The hardest part of training is making the decision to train at all….

The title of course comes from the great Wolfgang Gullich, whilst he didn’t invent training for climbing, he is certainly the person who used it to skyrocket the grades of the time. I mention this as this morning a friend came round for some ‘training’ advice. Now I am not the sort of coach that often writes out a training plan for anybody. Instead I like to give people a framework that they can use to judge their own schedule.

The reason for this is so many things can get in the way of training and climbing, and for most having a 8 week program laid out is somewhat daunting experience. They feel like they should follow it to the letter, Whereas life isn’t like that. If your ill or have to have a few days off because of work/life commitments, the plan basically fails.

Instead I try to get people on board with finding there weaknesses and spending 4 weeks focusing on developing those weaknesses before reassessing them and moving on. There is a performance profiling system on my icoach climbing website for this exact purpose.

When training those weakness I also recommend that you either mentally or physically record each session. The sole purpose of this is that going to a wall and doing the same session over and over will not result in any change. We have to push ourselves at every oppotunity to improve. That could be through more routes, the same number of routes but harder grades, a greater number of route per hour, more trainign days a week and a whole host of other factors that can overload the body and make us build muscle for strength, power endurance or stamina.

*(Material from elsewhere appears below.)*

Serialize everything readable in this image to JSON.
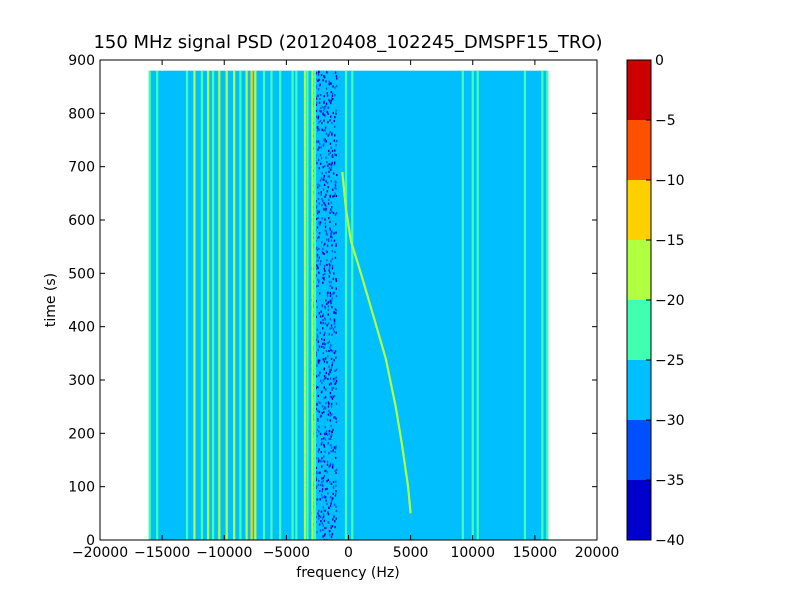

Far more important in my mind is apply overload to every single session you go to the wall. If your not feeling strong go for more easy routes. If your feeling good go for difficulty. If you haven’t got long focus on bouldering. Having a piece of paper with a strict program to follow will soon become dull to most, mix it up, remember your there for fun as well as training and adjust what you do dependant on how you feel or even who you are climbing with will help you stay motivate and focused on small gains between every session.